(NUSOJ/IFEX) - 30 November 2011 - The Transitional Federal Government (TFG) authorities should immediately stop intimidating journalist leaders and allow them to work freely, said the National Union of Somali Journalists (NUSOJ) after its officials were barred from traveling, questioned and harassed.
On Tuesday, 29 November, the Criminal Investigations Department (CID) summoned NUSOJ's Organizing Secretary, Abdiqani Sheik Mohamed, to their offices in Mogadishu for the second time in a month.
The interrogating officer demanded that Mohamed and Senior Vice President of NUSOJ Supreme Council Abdi Aden Guled, who accompanied him, produce the union's registration papers showing they were operating legally, saying that the CID was carrying out a "criminal investigation" concerning the union. "After the investigation, we will decide if we should charge you with a criminal offense," the officer told the men. Guled is also the editor-in-chief of "Xog-Ogaal" newspaper.
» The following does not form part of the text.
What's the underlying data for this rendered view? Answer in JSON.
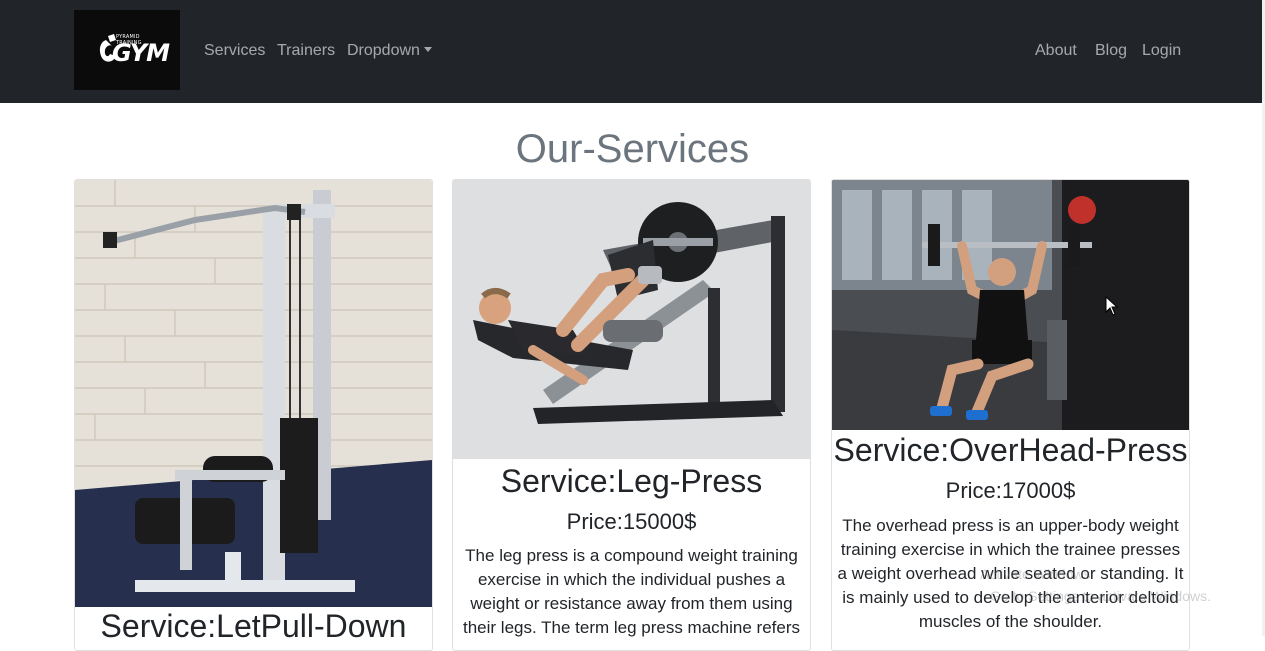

The union leaders were asked about a press release the union issued on 13 November detailing a raid on the union's offices and Mohamed's brief detention at CID headquarters on the same day. The interrogating officer, who asked both Guled and Mohamed about the internal management and finances of the union, asked a series of questions regarding the work of the Secretary General and the President of the Supreme Council of the union. The officer told Guled and Mohamed that the CID had ordered immigration at Mogadishu airport to bar them from traveling until criminal investigations were concluded.
"These acts are clearly intended to obstruct NUSOJ's activities, and intimidate its leadership," said Omar Faruk Osman, NUSOJ Secretary General. "Such measures against journalist leaders, and an organization that engages in a legitimate activity, contradicts the TFG's claims that they respect press freedom, freedom of association and freedom of expression."
Other NUSOJ leaders along with several MPs and civil society members camped out at the CID offices demanding to know why the union officials had been summoned and interrogated. Mohamed said the interrogating officer asked him more than 300 questions regarding NUSOJ, its officers and their activities.
"The TFG authorities should stop harassing our leaders and allow our union to continue its activities without obstruction - including traveling outside Somalia for legitimate reasons," added Osman. "Unless there is trustworthy evidence that NUSOJ and its leaders have participated in criminal activities, the CID and its police officers should end these arbitrary detentions and interrogations."
On the morning of 13 November, secret police raided NUSOJ offices in Mogadishu without a warrant and briefly detained the same official, Mohamed. Two police officers armed with pistols entered the union offices and arrested Mohamed and took him to CID headquarters, where he was detained for some 90 hours before being released.